Handout E: McCulloch v. Maryland (1819) Case Background
The Necessary and Proper Clause gives Congress the power to “make all Laws which shall be necessary and proper for carrying into Execution the foregoing Powers, and all other Powers vested by this Constitution in the Government of the United States.” It is not a free-standing grant of power, but rather was intended to give Congress the power to enact laws needed to “carry into execution” the various powers granted to the federal government by other parts of the Constitution.
The wording of the Clause suggests that a law authorized by it must meet two separate requirements: it must be “necessary” to the execution of some power granted to the federal government, and also “proper.” Since at least the 1790s, debate has raged over the meaning of these two terms. In the early republic, debate over the interpretation of the Clause focused on the constitutionality or lack thereof of the First Bank of the United States. When the Bank was first proposed in 1790, James Madison and Thomas Jefferson argued that its establishment was not authorized by the Necessary and Proper Clause because the word “necessary” should be interpreted to include only such measures as are truly essential to the implementation of other federal powers.
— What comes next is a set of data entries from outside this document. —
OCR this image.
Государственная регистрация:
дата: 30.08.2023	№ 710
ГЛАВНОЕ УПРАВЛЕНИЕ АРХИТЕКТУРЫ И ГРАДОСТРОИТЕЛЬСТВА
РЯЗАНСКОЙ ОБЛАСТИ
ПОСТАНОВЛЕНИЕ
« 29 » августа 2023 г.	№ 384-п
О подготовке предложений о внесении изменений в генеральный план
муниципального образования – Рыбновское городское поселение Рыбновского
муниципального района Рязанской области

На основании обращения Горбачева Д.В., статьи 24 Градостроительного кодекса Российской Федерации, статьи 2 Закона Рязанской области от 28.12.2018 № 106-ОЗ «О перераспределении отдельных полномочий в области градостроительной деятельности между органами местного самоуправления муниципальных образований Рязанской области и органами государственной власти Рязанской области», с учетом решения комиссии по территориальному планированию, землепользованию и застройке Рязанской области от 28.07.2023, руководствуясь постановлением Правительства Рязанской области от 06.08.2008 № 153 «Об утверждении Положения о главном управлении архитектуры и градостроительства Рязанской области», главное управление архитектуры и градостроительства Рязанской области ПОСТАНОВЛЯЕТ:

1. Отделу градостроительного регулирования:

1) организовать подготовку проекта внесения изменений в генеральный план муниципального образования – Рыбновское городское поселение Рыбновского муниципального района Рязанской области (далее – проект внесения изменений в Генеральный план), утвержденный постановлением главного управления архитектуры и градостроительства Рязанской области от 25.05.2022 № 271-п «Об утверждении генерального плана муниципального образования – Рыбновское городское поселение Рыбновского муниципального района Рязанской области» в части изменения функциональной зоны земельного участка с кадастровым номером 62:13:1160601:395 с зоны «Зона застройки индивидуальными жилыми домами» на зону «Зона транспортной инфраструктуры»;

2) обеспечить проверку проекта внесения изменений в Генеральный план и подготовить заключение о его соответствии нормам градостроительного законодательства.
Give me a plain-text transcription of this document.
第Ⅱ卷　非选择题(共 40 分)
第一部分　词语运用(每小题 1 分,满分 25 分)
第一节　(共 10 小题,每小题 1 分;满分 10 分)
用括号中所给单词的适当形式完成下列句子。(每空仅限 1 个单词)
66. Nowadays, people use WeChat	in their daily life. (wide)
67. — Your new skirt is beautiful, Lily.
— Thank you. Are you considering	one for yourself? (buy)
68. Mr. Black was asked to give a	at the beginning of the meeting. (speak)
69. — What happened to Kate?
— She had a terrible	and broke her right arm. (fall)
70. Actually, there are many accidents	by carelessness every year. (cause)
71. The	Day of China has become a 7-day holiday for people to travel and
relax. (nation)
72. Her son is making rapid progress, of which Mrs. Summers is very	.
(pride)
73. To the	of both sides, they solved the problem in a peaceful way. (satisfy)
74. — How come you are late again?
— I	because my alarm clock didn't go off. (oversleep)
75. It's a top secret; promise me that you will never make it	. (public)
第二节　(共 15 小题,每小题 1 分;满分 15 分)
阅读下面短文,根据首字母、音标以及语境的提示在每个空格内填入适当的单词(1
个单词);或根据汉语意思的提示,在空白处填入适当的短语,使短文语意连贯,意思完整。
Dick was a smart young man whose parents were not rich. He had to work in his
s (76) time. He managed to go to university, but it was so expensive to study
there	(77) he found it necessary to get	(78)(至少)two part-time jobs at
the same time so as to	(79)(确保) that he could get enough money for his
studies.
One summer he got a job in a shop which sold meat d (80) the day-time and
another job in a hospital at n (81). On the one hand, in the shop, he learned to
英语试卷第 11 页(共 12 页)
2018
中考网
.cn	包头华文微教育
By contrast, Secretary of the Treasury Alexander Hamilton defended the Bank, arguing that “necessary” should be interpreted to include any law that is “useful” or “convenient.” The issue of the constitutionality of the Bank did not reach the Supreme Court until 1819, when the justices decided the case of McCulloch v. Maryland. While the Supreme Court has addressed the meaning of the word, “necessary” in a number of cases over time, it has focused far less attention to the meaning of “proper.” Controversy over both terms continues.